Omissão de falha em avião da Voepass pode ter causado tragédia

Foto: Paulo Pinto

Um ano após a queda do voo 2283 da Voepass, que matou 62 pessoas em Vinhedo (SP), uma revelação inédita lança nova luz sobre a tragédia. Um ex-funcionário da empresa afirmou ao g1 que um problema no sistema de degelo da aeronave foi relatado verbalmente horas antes da decolagem, mas não foi registrado no diário técnico obrigatório (TLB). Sem esse registro formal, a manutenção não foi realizada e o avião decolou mesmo com o risco identificado.

O sistema de degelo é essencial para voos em regiões com possibilidade de formação de gelo — como era o caso da rota para Cascavel (PR). Segundo o depoimento, o piloto que usou a aeronave antes do acidente alertou verbalmente sobre o mau funcionamento, mas a ausência de anotação no TLB fez com que a empresa liberasse o avião normalmente. O avião caiu em 9 de agosto de 2024 após três tentativas de ativar o sistema, que aparentemente falhou.
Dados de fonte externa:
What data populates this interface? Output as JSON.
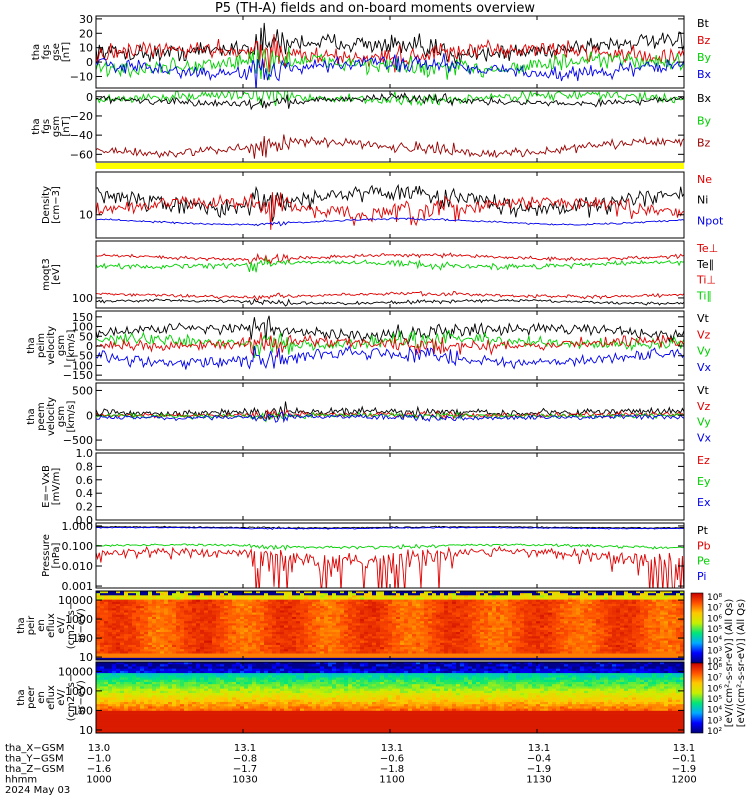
{
  "title": "P5 (TH-A) fields and on-board moments overview",
  "colors": {
    "black": "#000000",
    "red": "#e00000",
    "green": "#00d000",
    "blue": "#0000ee",
    "dark_red": "#990000",
    "yellow": "#ffff00"
  },
  "chart_data": [
    {
      "id": "fgs-gse",
      "type": "line",
      "ylabel": [
        "tha",
        "fgs",
        "gse",
        "[nT]"
      ],
      "ylim": [
        -18,
        32
      ],
      "ticks": [
        "30",
        "20",
        "10",
        "0",
        "−10"
      ],
      "tick_values": [
        30,
        20,
        10,
        0,
        -10
      ],
      "legend": [
        {
          "name": "Bt",
          "color": "#000000"
        },
        {
          "name": "Bz",
          "color": "#e00000"
        },
        {
          "name": "By",
          "color": "#00d000"
        },
        {
          "name": "Bx",
          "color": "#0000ee"
        }
      ],
      "series": [
        {
          "name": "Bt",
          "color": "#000000",
          "base": 10,
          "amp": 4,
          "noise": 5
        },
        {
          "name": "Bz",
          "color": "#e00000",
          "base": 6,
          "amp": 3,
          "noise": 5
        },
        {
          "name": "By",
          "color": "#00d000",
          "base": -2,
          "amp": 3,
          "noise": 5
        },
        {
          "name": "Bx",
          "color": "#0000ee",
          "base": -4,
          "amp": 4,
          "noise": 4
        }
      ]
    },
    {
      "id": "fgs-gsm",
      "type": "line",
      "ylabel": [
        "tha",
        "fgs",
        "gsm",
        "[nT]"
      ],
      "ylim": [
        -68,
        6
      ],
      "ticks": [
        "0",
        "−20",
        "−40",
        "−60"
      ],
      "tick_values": [
        0,
        -20,
        -40,
        -60
      ],
      "legend": [
        {
          "name": "Bx",
          "color": "#000000"
        },
        {
          "name": "By",
          "color": "#00d000"
        },
        {
          "name": "Bz",
          "color": "#990000"
        }
      ],
      "series": [
        {
          "name": "By",
          "color": "#00d000",
          "base": -1,
          "amp": 3,
          "noise": 4
        },
        {
          "name": "Bx",
          "color": "#000000",
          "base": -4,
          "amp": 3,
          "noise": 3
        },
        {
          "name": "Bz",
          "color": "#990000",
          "base": -53,
          "amp": 6,
          "noise": 4
        }
      ]
    },
    {
      "id": "density",
      "type": "line",
      "scale": "log",
      "ylabel": [
        "Density",
        "[cm−3]"
      ],
      "ylim": [
        5.5,
        30
      ],
      "ticks": [
        "10"
      ],
      "tick_values": [
        10
      ],
      "legend": [
        {
          "name": "Ne",
          "color": "#e00000"
        },
        {
          "name": "Ni",
          "color": "#000000"
        },
        {
          "name": "Npot",
          "color": "#0000ee"
        }
      ],
      "series": [
        {
          "name": "Ni",
          "color": "#000000",
          "base": 15,
          "amp": 3,
          "noise": 2.5
        },
        {
          "name": "Ne",
          "color": "#e00000",
          "base": 12,
          "amp": 2,
          "noise": 2
        },
        {
          "name": "Npot",
          "color": "#0000ee",
          "base": 8.4,
          "amp": 0.6,
          "noise": 0.15
        }
      ]
    },
    {
      "id": "temperature",
      "type": "line",
      "scale": "log",
      "ylabel": [
        "moqt3",
        "[eV]"
      ],
      "ylim": [
        60,
        1800
      ],
      "ticks": [
        "100"
      ],
      "tick_values": [
        100
      ],
      "legend": [
        {
          "name": "Te⊥",
          "color": "#e00000"
        },
        {
          "name": "Te∥",
          "color": "#000000"
        },
        {
          "name": "Ti⊥",
          "color": "#e00000"
        },
        {
          "name": "Ti∥",
          "color": "#00d000"
        }
      ],
      "series": [
        {
          "name": "Te⊥",
          "color": "#e00000",
          "base": 800,
          "amp": 80,
          "noise": 60
        },
        {
          "name": "Ti∥",
          "color": "#00d000",
          "base": 550,
          "amp": 60,
          "noise": 60
        },
        {
          "name": "Ti⊥",
          "color": "#e00000",
          "base": 115,
          "amp": 10,
          "noise": 8
        },
        {
          "name": "Te∥",
          "color": "#000000",
          "base": 82,
          "amp": 6,
          "noise": 5
        }
      ]
    },
    {
      "id": "peim-velocity",
      "type": "line",
      "ylabel": [
        "tha",
        "peim",
        "velocity",
        "gsm",
        "[km/s]"
      ],
      "ylim": [
        -175,
        180
      ],
      "ticks": [
        "150",
        "100",
        "50",
        "0",
        "−50",
        "−100",
        "−150"
      ],
      "tick_values": [
        150,
        100,
        50,
        0,
        -50,
        -100,
        -150
      ],
      "legend": [
        {
          "name": "Vt",
          "color": "#000000"
        },
        {
          "name": "Vz",
          "color": "#e00000"
        },
        {
          "name": "Vy",
          "color": "#00d000"
        },
        {
          "name": "Vx",
          "color": "#0000ee"
        }
      ],
      "series": [
        {
          "name": "Vt",
          "color": "#000000",
          "base": 75,
          "amp": 20,
          "noise": 25
        },
        {
          "name": "Vy",
          "color": "#00d000",
          "base": 20,
          "amp": 15,
          "noise": 25
        },
        {
          "name": "Vz",
          "color": "#e00000",
          "base": 10,
          "amp": 15,
          "noise": 25
        },
        {
          "name": "Vx",
          "color": "#0000ee",
          "base": -60,
          "amp": 25,
          "noise": 25
        }
      ]
    },
    {
      "id": "peem-velocity",
      "type": "line",
      "ylabel": [
        "tha",
        "peem",
        "velocity",
        "gsm",
        "[km/s]"
      ],
      "ylim": [
        -700,
        650
      ],
      "ticks": [
        "500",
        "0",
        "−500"
      ],
      "tick_values": [
        500,
        0,
        -500
      ],
      "legend": [
        {
          "name": "Vt",
          "color": "#000000"
        },
        {
          "name": "Vz",
          "color": "#e00000"
        },
        {
          "name": "Vy",
          "color": "#00d000"
        },
        {
          "name": "Vx",
          "color": "#0000ee"
        }
      ],
      "series": [
        {
          "name": "Vt",
          "color": "#000000",
          "base": 60,
          "amp": 20,
          "noise": 60
        },
        {
          "name": "Vz",
          "color": "#e00000",
          "base": 10,
          "amp": 10,
          "noise": 40
        },
        {
          "name": "Vy",
          "color": "#00d000",
          "base": -10,
          "amp": 10,
          "noise": 40
        },
        {
          "name": "Vx",
          "color": "#0000ee",
          "base": -40,
          "amp": 15,
          "noise": 40
        }
      ]
    },
    {
      "id": "efield",
      "type": "line",
      "ylabel": [
        "E=−VxB",
        "[mV/m]"
      ],
      "ylim": [
        0,
        1.0
      ],
      "ticks": [
        "1.0",
        "0.8",
        "0.6",
        "0.4",
        "0.2",
        "0.0"
      ],
      "tick_values": [
        1.0,
        0.8,
        0.6,
        0.4,
        0.2,
        0.0
      ],
      "legend": [
        {
          "name": "Ez",
          "color": "#e00000"
        },
        {
          "name": "Ey",
          "color": "#00d000"
        },
        {
          "name": "Ex",
          "color": "#0000ee"
        }
      ],
      "series": []
    },
    {
      "id": "pressure",
      "type": "line",
      "scale": "log",
      "ylabel": [
        "Pressure",
        "[nPa]"
      ],
      "ylim": [
        0.0008,
        1.4
      ],
      "ticks": [
        "1.000",
        "0.100",
        "0.010",
        "0.001"
      ],
      "tick_values": [
        1.0,
        0.1,
        0.01,
        0.001
      ],
      "legend": [
        {
          "name": "Pt",
          "color": "#000000"
        },
        {
          "name": "Pb",
          "color": "#e00000"
        },
        {
          "name": "Pe",
          "color": "#00d000"
        },
        {
          "name": "Pi",
          "color": "#0000ee"
        }
      ],
      "series": [
        {
          "name": "Pt",
          "color": "#000000",
          "base": 0.85,
          "amp": 0.05,
          "noise": 0.04
        },
        {
          "name": "Pi",
          "color": "#0000ee",
          "base": 0.78,
          "amp": 0.05,
          "noise": 0.03
        },
        {
          "name": "Pe",
          "color": "#00d000",
          "base": 0.1,
          "amp": 0.015,
          "noise": 0.012
        },
        {
          "name": "Pb",
          "color": "#e00000",
          "base": 0.035,
          "amp": 0.02,
          "noise": 0.025
        }
      ]
    },
    {
      "id": "peir-eflux",
      "type": "heatmap",
      "scale": "log",
      "ylabel": [
        "tha",
        "peir",
        "en",
        "eflux",
        "eV/",
        "(cm2−s−",
        "sr−eV)"
      ],
      "ylim": [
        7,
        30000
      ],
      "ticks": [
        "10000",
        "1000",
        "100",
        "10"
      ],
      "tick_values": [
        10000,
        1000,
        100,
        10
      ],
      "profile": "ion"
    },
    {
      "id": "peer-eflux",
      "type": "heatmap",
      "scale": "log",
      "ylabel": [
        "tha",
        "peer",
        "en",
        "eflux",
        "eV/",
        "(cm2−s−",
        "sr−eV)"
      ],
      "ylim": [
        7,
        30000
      ],
      "ticks": [
        "10000",
        "1000",
        "100",
        "10"
      ],
      "tick_values": [
        10000,
        1000,
        100,
        10
      ],
      "profile": "electron"
    }
  ],
  "colorbar": {
    "ticks": [
      "10⁸",
      "10⁷",
      "10⁶",
      "10⁵",
      "10⁴",
      "10³",
      "10²",
      "10⁸",
      "10⁷",
      "10⁶",
      "10⁵",
      "10⁴",
      "10³",
      "10²"
    ],
    "label": "[eV/(cm²-s-sr-eV)] (All Qs)",
    "label_overlay": "[eV/(cm²-s-sr-eV)] (All Qs)"
  },
  "x_axis": {
    "rows": [
      {
        "label": "tha_X−GSM",
        "values": [
          "13.0",
          "13.1",
          "13.1",
          "13.1",
          "13.1"
        ]
      },
      {
        "label": "tha_Y−GSM",
        "values": [
          "−1.0",
          "−0.8",
          "−0.6",
          "−0.4",
          "−0.1"
        ]
      },
      {
        "label": "tha_Z−GSM",
        "values": [
          "−1.6",
          "−1.7",
          "−1.8",
          "−1.9",
          "−1.9"
        ]
      },
      {
        "label": "hhmm",
        "values": [
          "1000",
          "1030",
          "1100",
          "1130",
          "1200"
        ]
      }
    ],
    "date": "2024 May 03"
  }
}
O depoente também denunciou uma cultura de pressão interna para evitar que aeronaves ficassem paradas. “Era a própria diretoria que exigia isso, queria o avião voando”, disse. A madrugada anterior à queda foi marcada por equipe reduzida e desorganização nos procedimentos de manutenção. O alerta verbal do comandante acabou ignorado pelo líder de turno.

As investigações da Polícia Federal, Cenipa e Anac apontam que o congelamento pode ter provocado perda de sustentação da aeronave. A caixa-preta registrou que o sistema de degelo foi acionado três vezes e que o copiloto mencionou a presença de “bastante gelo” dois minutos antes do impacto. Peritos do Instituto Nacional de Criminalística reforçam que a falha no sistema é considerada um fator determinante.
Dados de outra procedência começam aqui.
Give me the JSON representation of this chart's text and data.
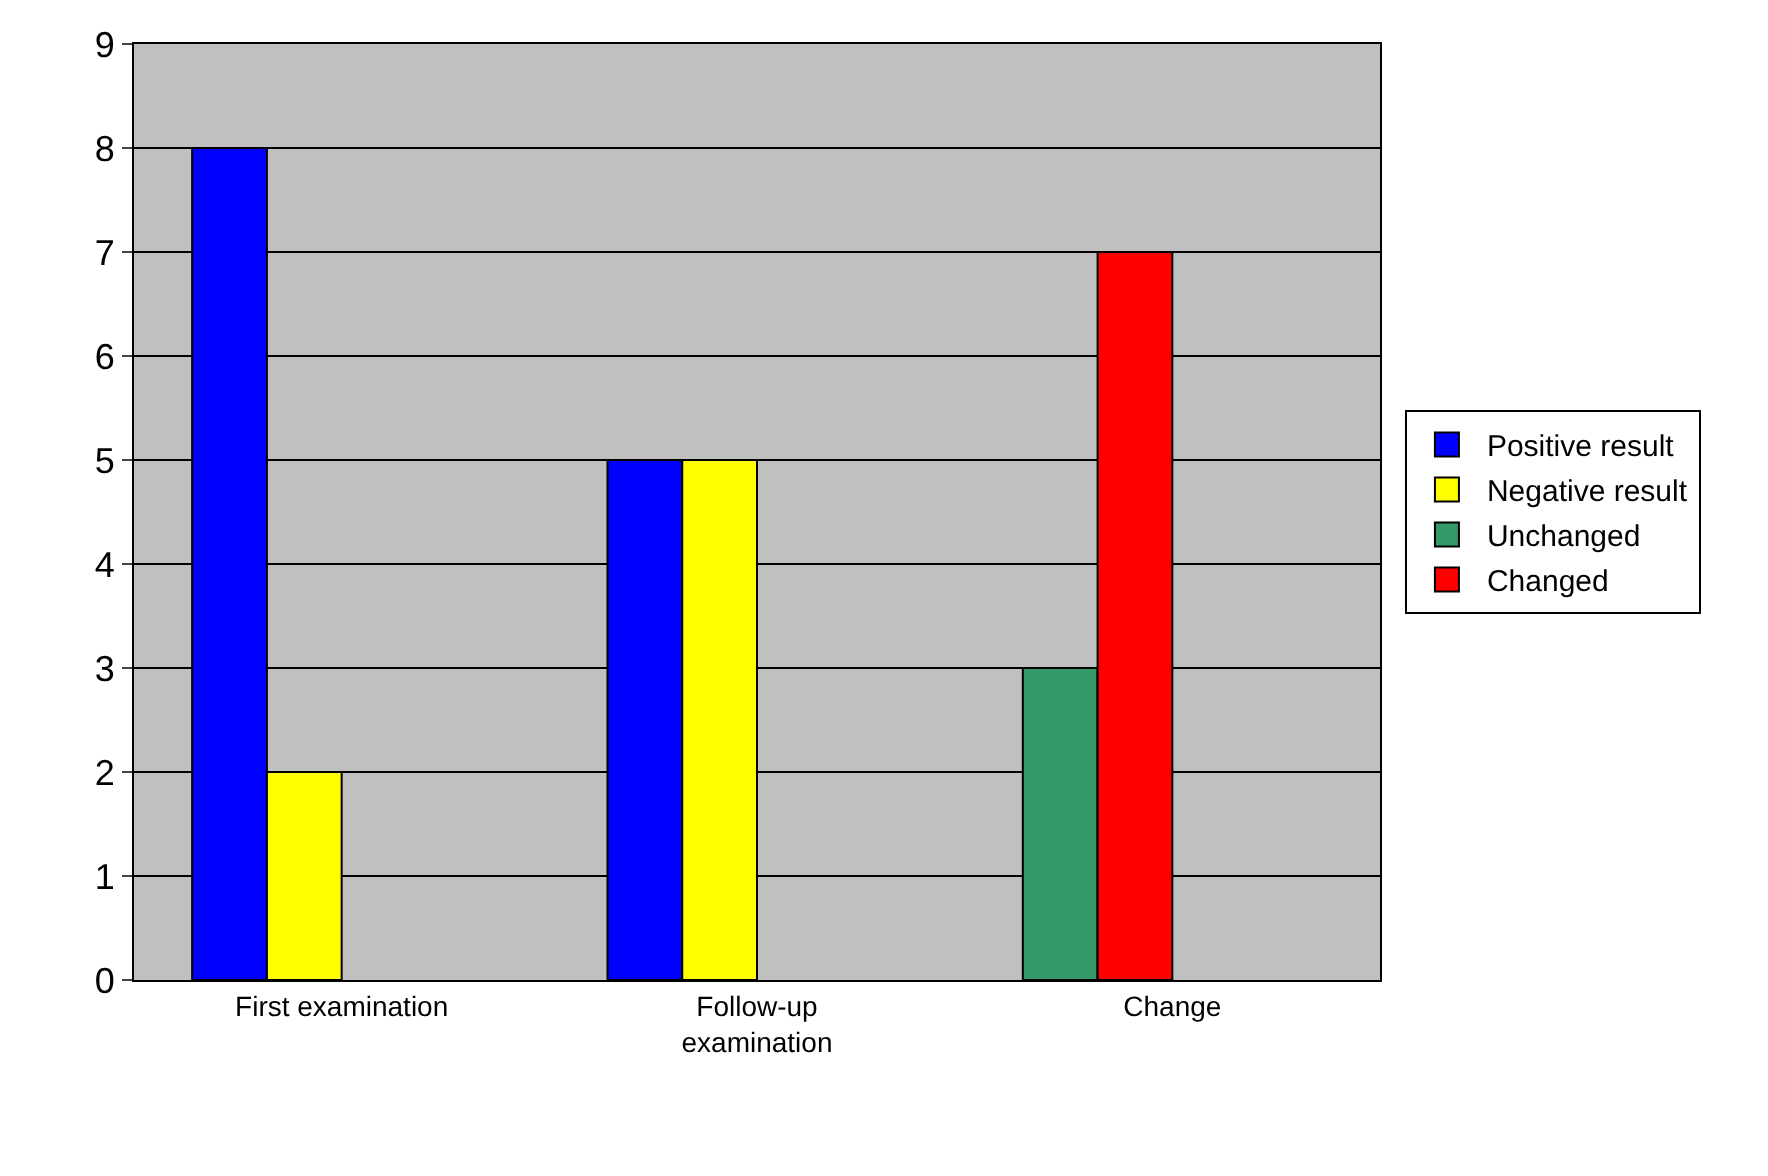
{
  "chart_data": {
    "type": "bar",
    "categories": [
      "First examination",
      "Follow-up examination",
      "Change"
    ],
    "series": [
      {
        "name": "Positive result",
        "color": "#0000ff",
        "values": [
          8,
          5,
          null
        ]
      },
      {
        "name": "Negative result",
        "color": "#ffff00",
        "values": [
          2,
          5,
          null
        ]
      },
      {
        "name": "Unchanged",
        "color": "#339966",
        "values": [
          null,
          null,
          3
        ]
      },
      {
        "name": "Changed",
        "color": "#ff0000",
        "values": [
          null,
          null,
          7
        ]
      }
    ],
    "ylim": [
      0,
      9
    ],
    "yticks": [
      0,
      1,
      2,
      3,
      4,
      5,
      6,
      7,
      8,
      9
    ],
    "grid": "y",
    "legend": "right"
  }
}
A Voepass não comentou diretamente a denúncia, mas disse, em nota, que sempre priorizou a segurança em seus mais de 30 anos de operação e que o acidente mobilizou a empresa no apoio às famílias e nas colaborações com as autoridades. Após o acidente, a Anac cassou o certificado de operação da companhia por falhas graves nos protocolos de segurança.
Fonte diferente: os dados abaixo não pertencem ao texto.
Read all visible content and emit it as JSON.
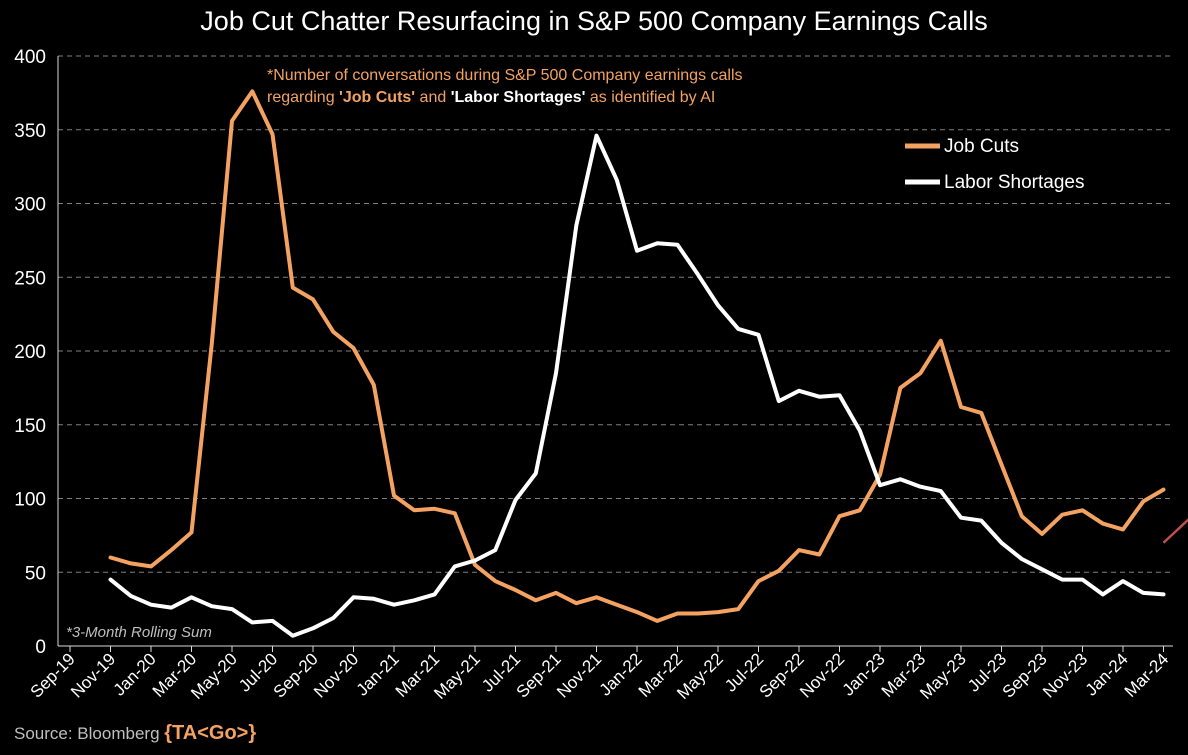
{
  "chart_data": {
    "type": "line",
    "title": "Job Cut Chatter Resurfacing in S&P 500 Company Earnings Calls",
    "annotation": {
      "line1": "*Number of conversations during S&P 500 Company earnings calls",
      "line2_prefix": "regarding ",
      "term1": "'Job Cuts'",
      "and": " and ",
      "term2": "'Labor Shortages'",
      "line2_suffix": " as identified by AI"
    },
    "footnote": "*3-Month Rolling Sum",
    "ylim": [
      0,
      400
    ],
    "yticks": [
      0,
      50,
      100,
      150,
      200,
      250,
      300,
      350,
      400
    ],
    "x_ticks": [
      "Sep-19",
      "Nov-19",
      "Jan-20",
      "Mar-20",
      "May-20",
      "Jul-20",
      "Sep-20",
      "Nov-20",
      "Jan-21",
      "Mar-21",
      "May-21",
      "Jul-21",
      "Sep-21",
      "Nov-21",
      "Jan-22",
      "Mar-22",
      "May-22",
      "Jul-22",
      "Sep-22",
      "Nov-22",
      "Jan-23",
      "Mar-23",
      "May-23",
      "Jul-23",
      "Sep-23",
      "Nov-23",
      "Jan-24",
      "Mar-24"
    ],
    "legend": {
      "position": "top-right"
    },
    "series": [
      {
        "name": "Job Cuts",
        "color": "#f4a261",
        "start_month_index": 2,
        "values": [
          60,
          56,
          54,
          65,
          77,
          205,
          356,
          376,
          347,
          243,
          235,
          213,
          202,
          177,
          102,
          92,
          93,
          90,
          55,
          44,
          38,
          31,
          36,
          29,
          33,
          28,
          23,
          17,
          22,
          22,
          23,
          25,
          44,
          51,
          65,
          62,
          88,
          92,
          116,
          175,
          185,
          207,
          162,
          158,
          123,
          88,
          76,
          89,
          92,
          83,
          79,
          98,
          106
        ]
      },
      {
        "name": "Labor Shortages",
        "color": "#ffffff",
        "start_month_index": 2,
        "values": [
          45,
          34,
          28,
          26,
          33,
          27,
          25,
          16,
          17,
          7,
          12,
          19,
          33,
          32,
          28,
          31,
          35,
          54,
          58,
          65,
          99,
          117,
          185,
          285,
          346,
          316,
          268,
          273,
          272,
          252,
          231,
          215,
          211,
          166,
          173,
          169,
          170,
          146,
          109,
          113,
          108,
          105,
          87,
          85,
          70,
          59,
          52,
          45,
          45,
          35,
          44,
          36,
          35
        ]
      }
    ],
    "trend_arrow": {
      "color": "#c0504d",
      "from_month_index": 54,
      "from_value": 70,
      "to_month_index": 56.5,
      "to_value": 102
    }
  },
  "source": {
    "label": "Source: Bloomberg ",
    "tag": "{TA<Go>}"
  }
}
Entre os pontos destacados pelo ex-funcionário estão a rotina de manutenção postergada por meio de ações corretivas retardadas, a sobrecarga das equipes e a reincidência de problemas no ATR 72-500. A mesma aeronave já havia enfrentado episódios anteriores, como falhas no sistema de despressurização e um incidente com a cauda batendo na pista.

A Polícia Federal agora foca em identificar os responsáveis por possíveis negligências. “Já sabemos o que levou à queda. A pergunta é: quem contribuiu com esse resultado?”, disse o delegado-chefe da PF em Campinas. O caso continua em apuração e pode culminar em responsabilizações criminais por omissões que, segundo os especialistas, tornaram a tragédia evitável.